Short story: I read The Elements of Statistical Learning and got frustrated when I was trying to verify some of the results, e.g., given
$$\text{RSS}(\beta) = \left(\mathbf{y}-\mathbf{X}\beta\right)^{T}\left(\mathbf{y}-\mathbf{X}\beta\right)\text{,}$$
then
$$\begin{align}&\dfrac{\partial\text{RSS}}{\partial \beta} = -2\mathbf{X}^{T}\left(\mathbf{y}-\mathbf{X}\beta\right) \\
&\dfrac{\partial^2\text{RSS}}{\partial \beta\text{ }\partial \beta^{T}} = 2\mathbf{X}^{T}\mathbf{X}\text{.}
\end{align}$$
I am looking for a matrix calculus book which is written like your traditional calculus book (i.e., proofs of theorems, examples, exercises on computation, etc.). I have already seen this question and feel that the text by Magnus and Neudecker focuses too much on the theory, and the text I have by Gentle focuses too little on the theory and too much on the computation side.

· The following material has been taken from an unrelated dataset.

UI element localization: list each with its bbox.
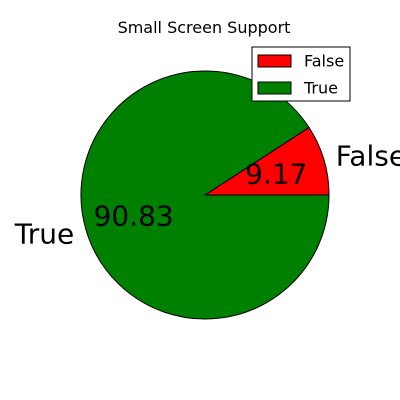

Is there a happy medium out there which is accessible to someone with a background in undergraduate analysis?
Best Answer
For most matrix questions I always first refer to "The Matrix Cookbook" (see here).
It is regularly updated due to feedback from various sources. There are proofs contained within, however it is mostly intended as a handbook.